Le dollar a atteint jeudi ses plus bas niveaux depuis plusieurs années face à l’euro et au franc suisse, alors que des inquiétudes concernant l’indépendance future de la Réserve fédérale américaine (Fed) ont ébranlé la confiance dans la solidité de la politique monétaire des États-Unis.
Selon un article du Wall Street Journal, le président américain Donald Trump aurait envisagé de choisir et d’annoncer le successeur du président de la Fed, Jerome Powell, d’ici septembre ou octobre, dans le but de fragiliser sa position.
« Les marchés risquent de réagir vivement à toute décision prématurée de nommer un successeur à Powell, surtout si cette décision semble motivée par des considérations politiques », a déclaré Kieran Williams, responsable des changes asiatiques chez InTouch Capital Markets.
« Une telle démarche soulèverait des questions sur une possible érosion de l’indépendance de la Fed et pourrait affaiblir sa crédibilité », a-t-il ajouté. « Si tel était le cas, cela pourrait recalibrer les anticipations de taux, et entraîner une réévaluation des positions sur le dollar. »
Mercredi, Trump a qualifié Powell de « terrible » pour ne pas avoir abaissé les taux d’intérêt de manière plus agressive, alors que le président de la Fed expliquait au Sénat que la politique monétaire devait rester prudente, les projets de tarifs douaniers du président représentant un risque pour l’inflation.
Les marchés estiment désormais à 25 % la probabilité d’une baisse des taux lors de la prochaine réunion de la Fed en juillet, contre seulement 12 % il y a une semaine.

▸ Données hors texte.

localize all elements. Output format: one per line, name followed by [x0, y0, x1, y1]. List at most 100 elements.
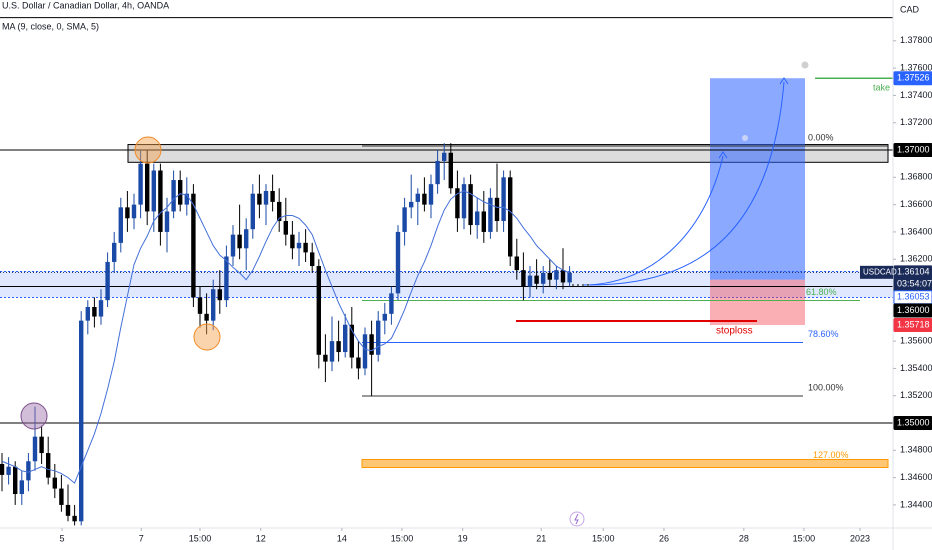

Ils anticipent également 64 points de base de baisse d’ici la fin de l’année, contre environ 46 points vendredi dernier.
« Même si cela constitue le dernier coup porté au dollar par la Maison-Blanche, je m’attends à ce qu’il trouve un certain soutien lors des prochains jours grâce aux flux de rééquilibrage de fin de mois et de trimestre », a commenté Tony Sycamore, analyste chez IG.
PAS SI EXCEPTIONNEL
Pour l’instant, le dollar subit une pression généralisée, l’euro gagnant 0,4 % à 1,1710 dollar, son niveau le plus élevé depuis septembre 2021. La brève percée de la résistance à 1,1692 dollar n’a pas duré, la monnaie unique revenant ensuite à 1,1680 dollar.
La livre sterling a progressé de 0,3 % à 1,3723 dollar, son plus haut niveau depuis janvier 2022, tandis que le dollar a touché son plus bas niveau en plus d’une décennie face au franc suisse à 0,80255. Le franc a également atteint un sommet historique face au yen autour de 180,55 pendant la nuit.
Le dollar a perdu 0,4 % face au yen, à 144,57, tandis que l’indice du dollar est tombé à son plus bas niveau depuis le début de 2022, à 97,265.
Les politiques tarifaires chaotiques de Trump reviennent également sur le devant de la scène, alors que l’échéance du 9 juillet pour conclure des accords commerciaux approche.
JPMorgan a averti mercredi que l’impact des tarifs ralentirait la croissance économique américaine et augmenterait l’inflation, ce qui se traduirait par un risque de récession de 40 %.
« Le risque de chocs négatifs supplémentaires est élevé et nous prévoyons une hausse des taux de droits de douane américains », ont indiqué les analystes de JPMorgan dans leur rapport. « La conséquence de ces développements est que notre scénario de base intègre la fin d’une phase d’exceptionnalisme américain. »
La fin de cet « exceptionnalisme » est un thème majeur du recul du dollar ces derniers mois, les investisseurs doutant de son statut dominant de monnaie de réserve et de principale valeur refuge.
L’euro a largement profité de cette situation, les investisseurs misant également sur d’importants nouveaux investissements dans la défense et les infrastructures européennes pour soutenir la croissance économique du continent.